5 – Em casos excecionais, devidamente fundamentados na alteração brusca e limitada no tempo do volume de vendas, pode ser autorizada a não observância daqueles limites quantitativos, não obstante não serem os mesmos considerados para efeitos do cálculo da média mensal para o ano seguinte.
6 – Findo o período de condicionamento e o mais tardar até ao final do mês de janeiro de cada ano, o operador económico deve apresentar à estância aduaneira competente uma declaração de apuramento contendo a indicação das quantidades totais de tabaco manufaturado, com exceção dos charutos e do tabaco para cachimbo de água, efetivamente introduzidas no consumo durante o período de condicionamento.

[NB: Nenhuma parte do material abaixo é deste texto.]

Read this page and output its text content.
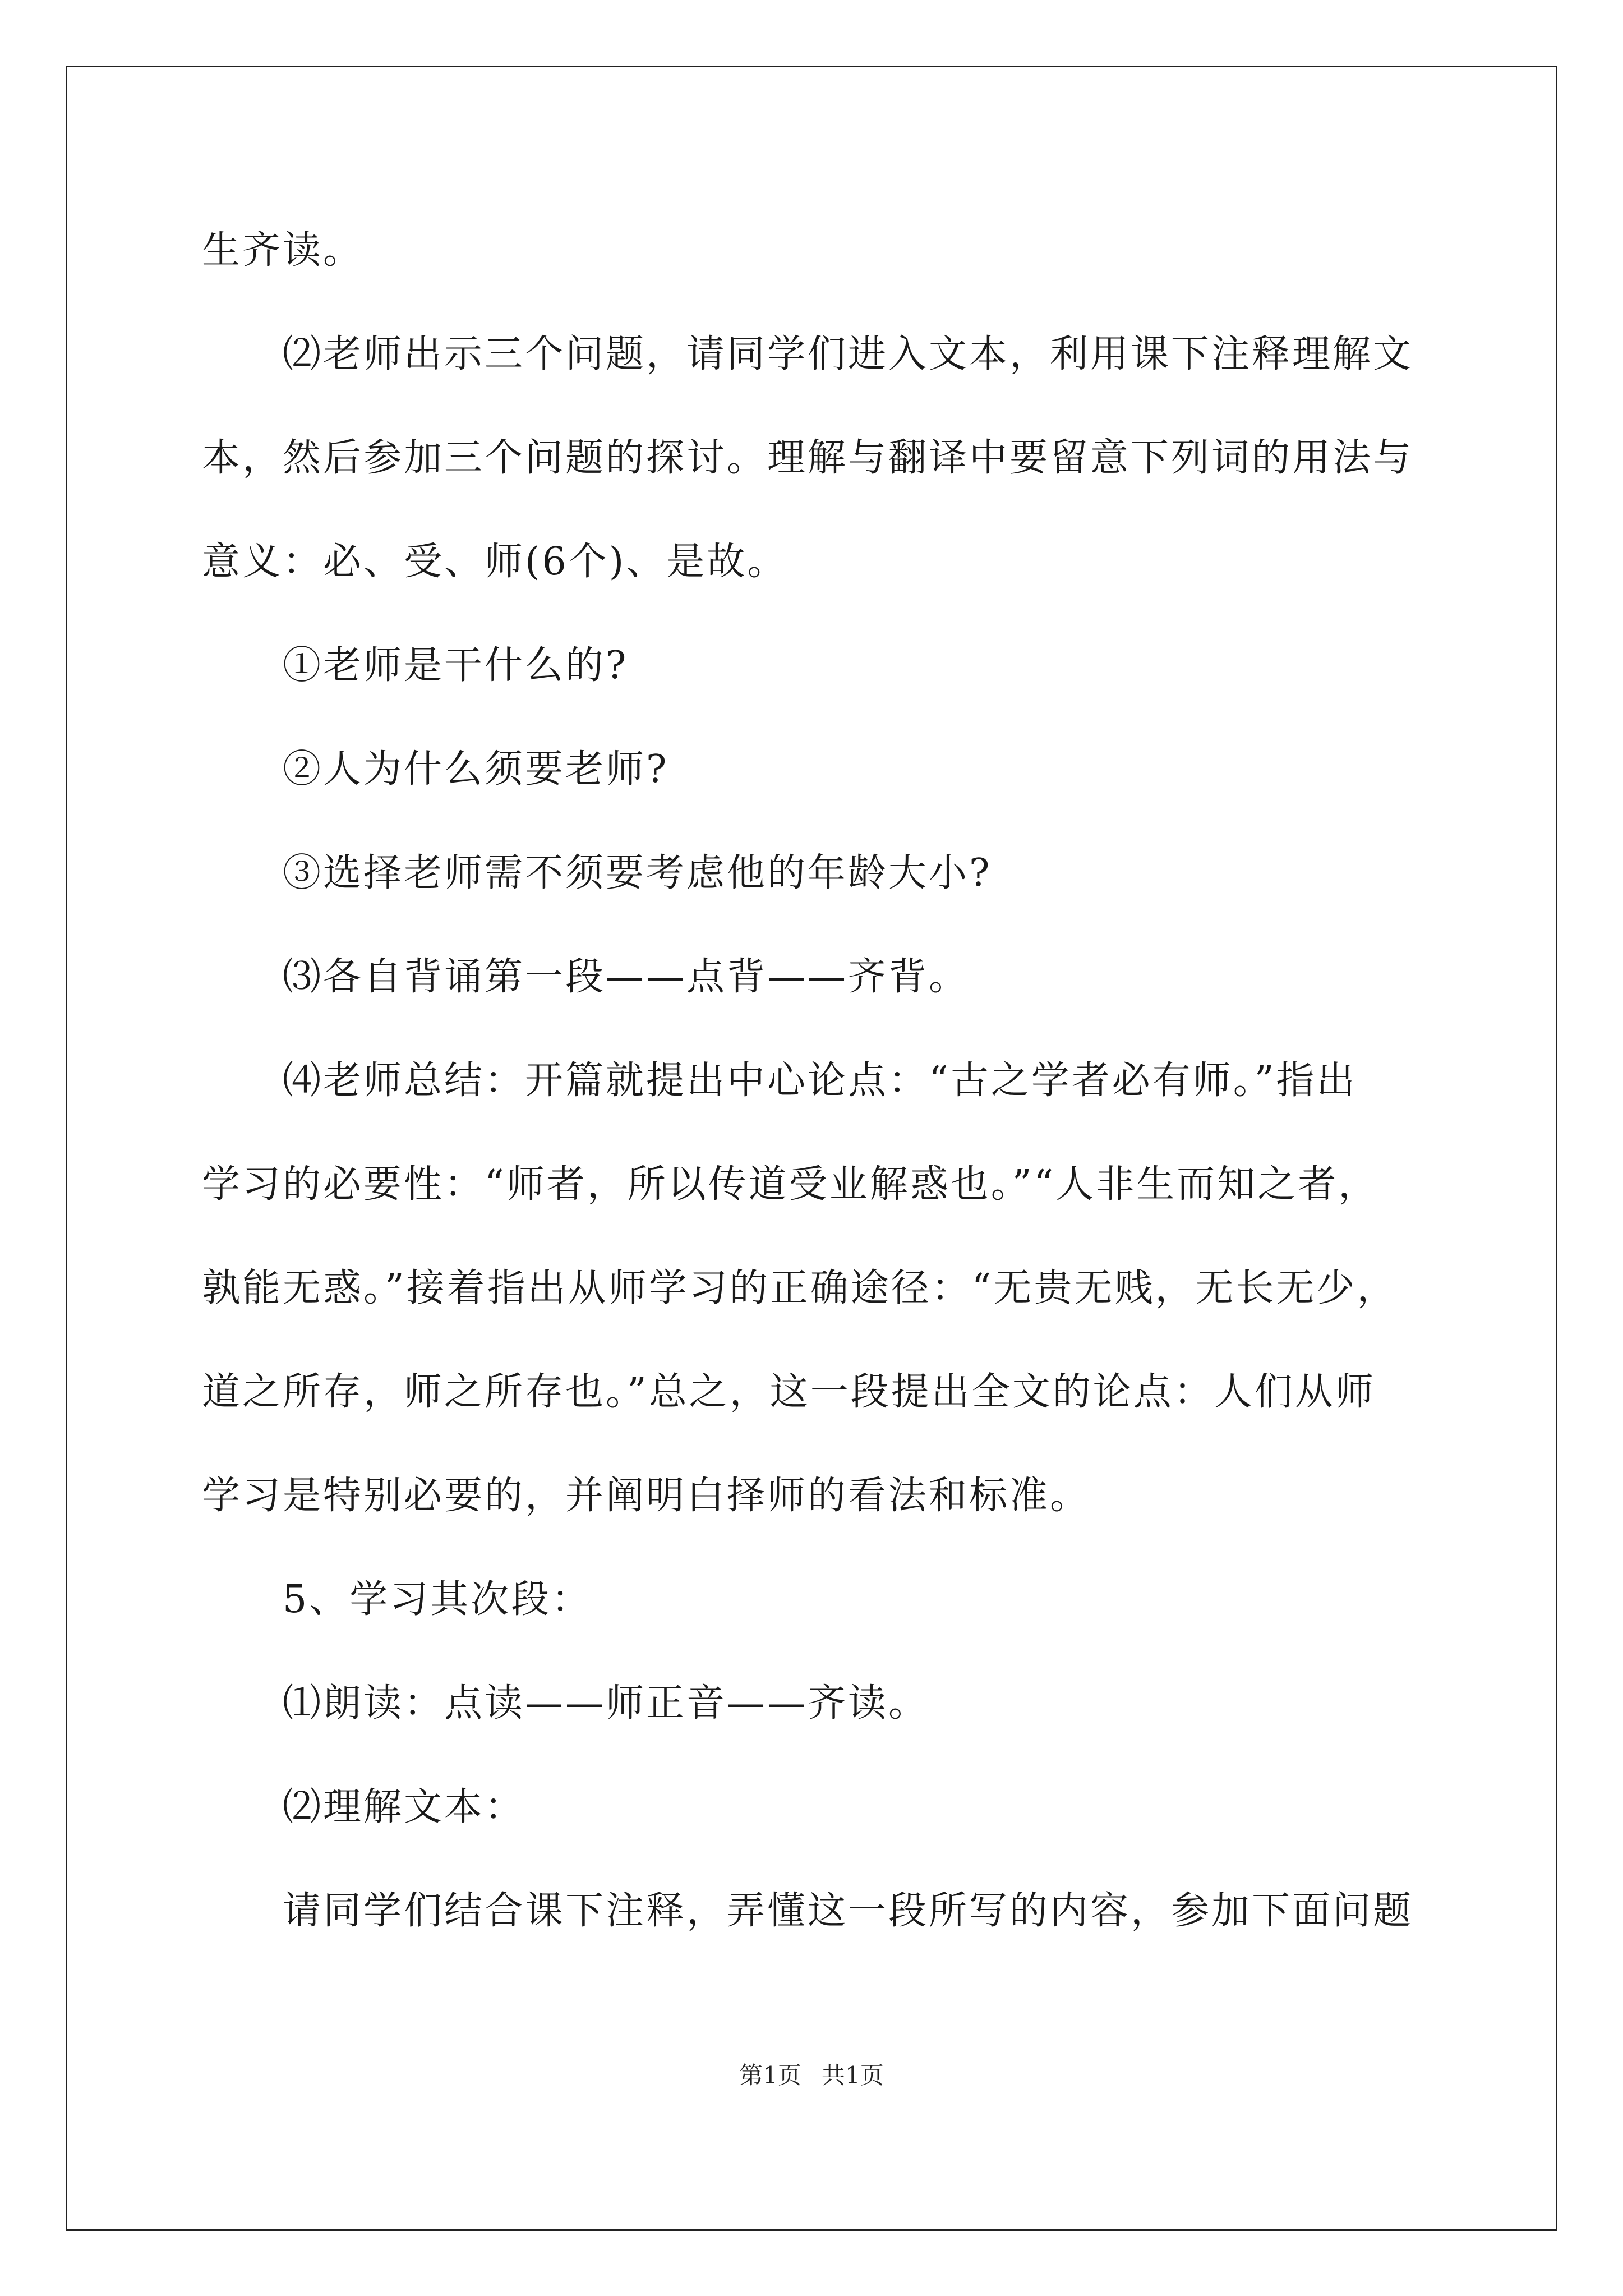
生齐读。
⑵老师出示三个问题，请同学们进入文本，利用课下注释理解文
本，然后参加三个问题的探讨。理解与翻译中要留意下列词的用法与
意义：必、受、师(6个)、是故。
①老师是干什么的?
②人为什么须要老师?
③选择老师需不须要考虑他的年龄大小?
⑶各自背诵第一段——点背——齐背。
⑷老师总结：开篇就提出中心论点：“古之学者必有师。”指出
学习的必要性：“师者，所以传道受业解惑也。”“人非生而知之者，
孰能无惑。”接着指出从师学习的正确途径：“无贵无贱，无长无少，
道之所存，师之所存也。”总之，这一段提出全文的论点：人们从师
学习是特别必要的，并阐明白择师的看法和标准。
5、学习其次段：
⑴朗读：点读——师正音——齐读。
⑵理解文本：
请同学们结合课下注释，弄懂这一段所写的内容，参加下面问题
第1页 共1页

7 – As quantidades de tabaco manufaturado, com exceção dos charutos e do tabaco para cachimbo de água, que excedam o limite quantitativo referido no n.º 4 ficam sujeitas ao pagamento do imposto à taxa em vigor na data da apresentação da declaração de apuramento quando tal excesso seja comprovado pelo confronto dos seus elementos com os processados pela administração, sem prejuízo do procedimento por infração a que houve lugar.

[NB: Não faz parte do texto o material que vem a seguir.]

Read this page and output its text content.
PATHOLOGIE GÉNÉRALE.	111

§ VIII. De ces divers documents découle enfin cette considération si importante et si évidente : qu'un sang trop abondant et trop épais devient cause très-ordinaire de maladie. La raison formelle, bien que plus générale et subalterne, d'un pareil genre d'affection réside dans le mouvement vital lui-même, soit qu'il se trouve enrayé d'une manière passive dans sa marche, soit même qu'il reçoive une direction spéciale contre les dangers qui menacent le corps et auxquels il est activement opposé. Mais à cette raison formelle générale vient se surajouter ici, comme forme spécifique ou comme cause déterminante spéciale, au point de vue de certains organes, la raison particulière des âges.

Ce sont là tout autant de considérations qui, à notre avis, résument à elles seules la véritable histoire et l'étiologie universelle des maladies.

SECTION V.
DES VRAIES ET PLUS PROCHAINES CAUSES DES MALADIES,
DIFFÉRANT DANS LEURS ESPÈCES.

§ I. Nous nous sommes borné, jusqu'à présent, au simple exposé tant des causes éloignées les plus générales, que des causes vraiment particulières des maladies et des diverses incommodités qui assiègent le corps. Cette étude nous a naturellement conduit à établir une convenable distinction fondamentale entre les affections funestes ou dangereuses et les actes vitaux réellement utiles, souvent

8 – As regras previstas no presente artigo são individualmente aplicáveis ao continente, à Região Autónoma dos Açores e à Região Autónoma da Madeira, devendo as obrigações previstas nos números anteriores ser cumpridas junto da estância aduaneira onde são processadas as respectivas introduções no consumo.
Ora, o TAFF apreciou o caso e, por sentença de 21 de Setembro de 2014, recusou a aplicação do disposto no artigo 106.º do CIEC «quando impõe os limites quantitativos das introduções no consumo de tabaco durante o período de condicionamento», com fundamento em inconstitucionalidade orgânica e, em consequência, julgou procedente a impugnação deduzida pela empresa contra a decisão do Diretor da Alfândega do Funchal.
O Ministério Público (MP), conforme decorre da lei sempre que um tribunal inferior decide com base numa inconstitucionalidade, recorreu da decisão para o Palácio Ratton.
Alegou que não há inconstitucionalidade alguma pelo que a empresa deveria mesmo sujeitar-se a pagar o imposto adicional que leh foi liquidado.
A 13 de Abril último, o Tribunal Constitucional concedeu provimento ao recurso, deu razão ao MP e ordenou o TAFF a reformar a decisão em conformidade com o juízo que agora se formula quanto à questão de constitucionalidade.
Ou seja, o Tribunal decidiu não julgar inconstitucionais as normas constantes do artigo 106.º, nºs. 1, 2, 3, 4 e 7, do Código dos Impostos Especiais de Consumo e, como tal, a liquidação do imposto adicional está correcta.